Reason is our main means of survival. In that sense, freedom of speech is an aspect of your right to your own life, which is why it is properly guaranteed by the Constitution.
Beyond that, it is one of the most important protections against dictatorship. Dictatorships rely on censorship; no dictator can allow his crimes and corrupt actions to be exposed.
But in its application, freedom of speech is a complex concept that has been debated in the courts for many years. Here are a few fundamentals to consider, beginning with what free speech does and does not encompass.
Freedom of speech is a specific type of action: talking or writing in order to communicate or convey thoughts or ideas. It does not include non-speech actions such as walking, lifting, waving, dancing, looking, hugging, beating, hitting, shooting, or the like.
The legal debates have revolved around this basic issue: are there any proper limits to freedom of speech? If so, what are they? The general principle involves whether some speech violates the legitimate rights of others. The key word here is “legitimate” since different people have different ideas about what constitutes a right.
To that end, some speech limitations are properly recognized under the law. Fraud, a false claim in a financial transaction, violates the rights of others. For instance, selling a used car and promising that it has only 50,000 miles on it when, in fact, it has 150,000, constitutes fraud. Promising to invest people’s money, but then using it to buy houses and yachts, constitutes fraud. In each case, the conman is using speech to steal.
Another proper limitation on speech is in cases of treason. Giving aid and comfort, including military secrets, to an enemy puts all citizens at risk of harm. The government is obligated to prevent treason to protect your rights. Treason is aiding and abetting a crime.
Other proper limitations include slander and libel. Lies can undermine or destroy a person’s reputation and livelihood, a form of theft. Another is giving one company’s trade secrets to another company, which may cause them to lose income or go bankrupt. This is also stealing.
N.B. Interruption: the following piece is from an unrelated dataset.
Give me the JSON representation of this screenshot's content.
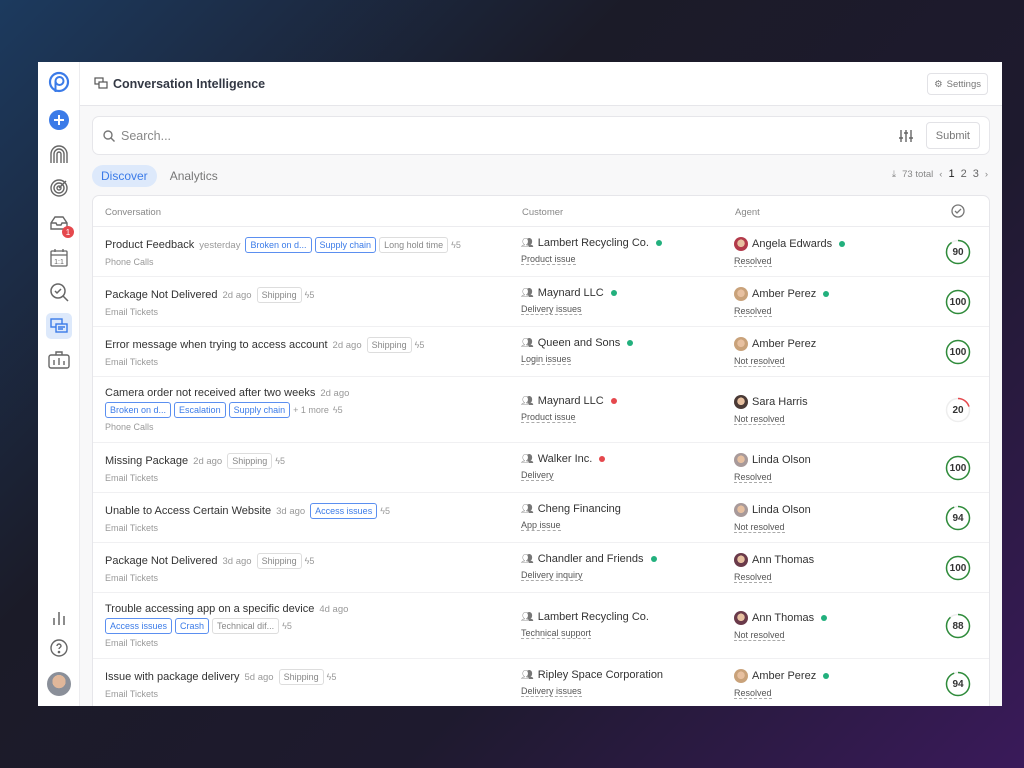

Related to this are blackmail and extortion, threatening to reveal embarrassing information that will harm a person in order to get money. Another is conspiracy: working with others to plan and execute crimes; this is the same thing as participating in a crime.
A key point here is this: the fact that criminals use speech in some form to commit their crimes does not exonerate them from the crime.
What about this famous example of falsely yelling, “Fire!” in a crowded theater? Such a lie could be a joke or could be ignored. If it were designed to cause a panicked response that actually caused injury, a legal issue could be involved.
What is the general principle here? Speech should be prohibited when it is used to lie or to steal proprietary information and causes people objective harm by taking away something they own or have a right to without their consent.
This brings me to the next issue: what about psychological harm, such as making people feel bad? Here one has to draw a firm limit. Freedom of speech cannot be prohibited through censorship by the government to protect people’s feelings.
What if a friend tells your child to commit suicide? This is pure evil, but the best defense is parental awareness of what is going on and constant communication with the child. What about group (non-physical) bullying? Better look for a better group.
I read two newspapers every day, and I also read many books and watch the news. I am offended all the time. I find many of the ideas I read about hateful. But people have no right to make others stop talking because of the recipient’s personal psychology or philosophy. This would make harm subjective and the law random. It could bring all communication in the world to a halt—a preposterous war of all against all. One would not even know what was legal and what was not, and the rules could change every day.
The government has no right of censorship outside the sphere of objective laws. “Hate” speech has to be allowed, so long as it does not advocate crime. The way to fight against bad ideas is by communicating your good ideas, based on reason instead of feeling. Private organizations and property owners should have the right to set up any speech rules they want on their premises (given the proper, legal limits noted earlier). People who are offended can boycott or quit any private organizations that they deem offensive including leaving the property.
Given today’s culture of endless irrational, vicious, and hateful attacks in the media, I can understand why some people believe that the government’s role is to step in and prevent selected speech. Yet, this would be a disastrous mistake. It would make the government the arbiter of truth and the ruler of all public communication, and it would insulate the government from any criticism, including any exposure of its own crimes and corruptions.
Government censorship is a widely misunderstood concept. Government censorship occurs when it prohibits free speech or uses force to prohibit or punish the expression of certain ideas. The government should have no such power except as noted earlier, where legitimate rights are being violated. This includes any government attempt to censor private networks, such as Twitter or Facebook, unless they are violating legitimate rights. Government censorship should not be allowed with respect to private or public communications, such as newspapers, radio, TV, books, speeches, private libraries, or speech within your home. Citizens have the right to say what they want, as long as they do not violate legitimate rights. Likewise, publishers and private organizations have a right to decide against publishing certain words, ideas, or books.
Does all this mean people can be legally exposed to communications they hate (with the limitation noted earlier)? Yes. The best defense against wrong, irrational, or evil ideas is to present rational ideas. If you see a wrong view being expressed, speak up whenever possible. Say what you disagree with, provide your reasons (not your feelings), and propose a rational view of the issue at stake.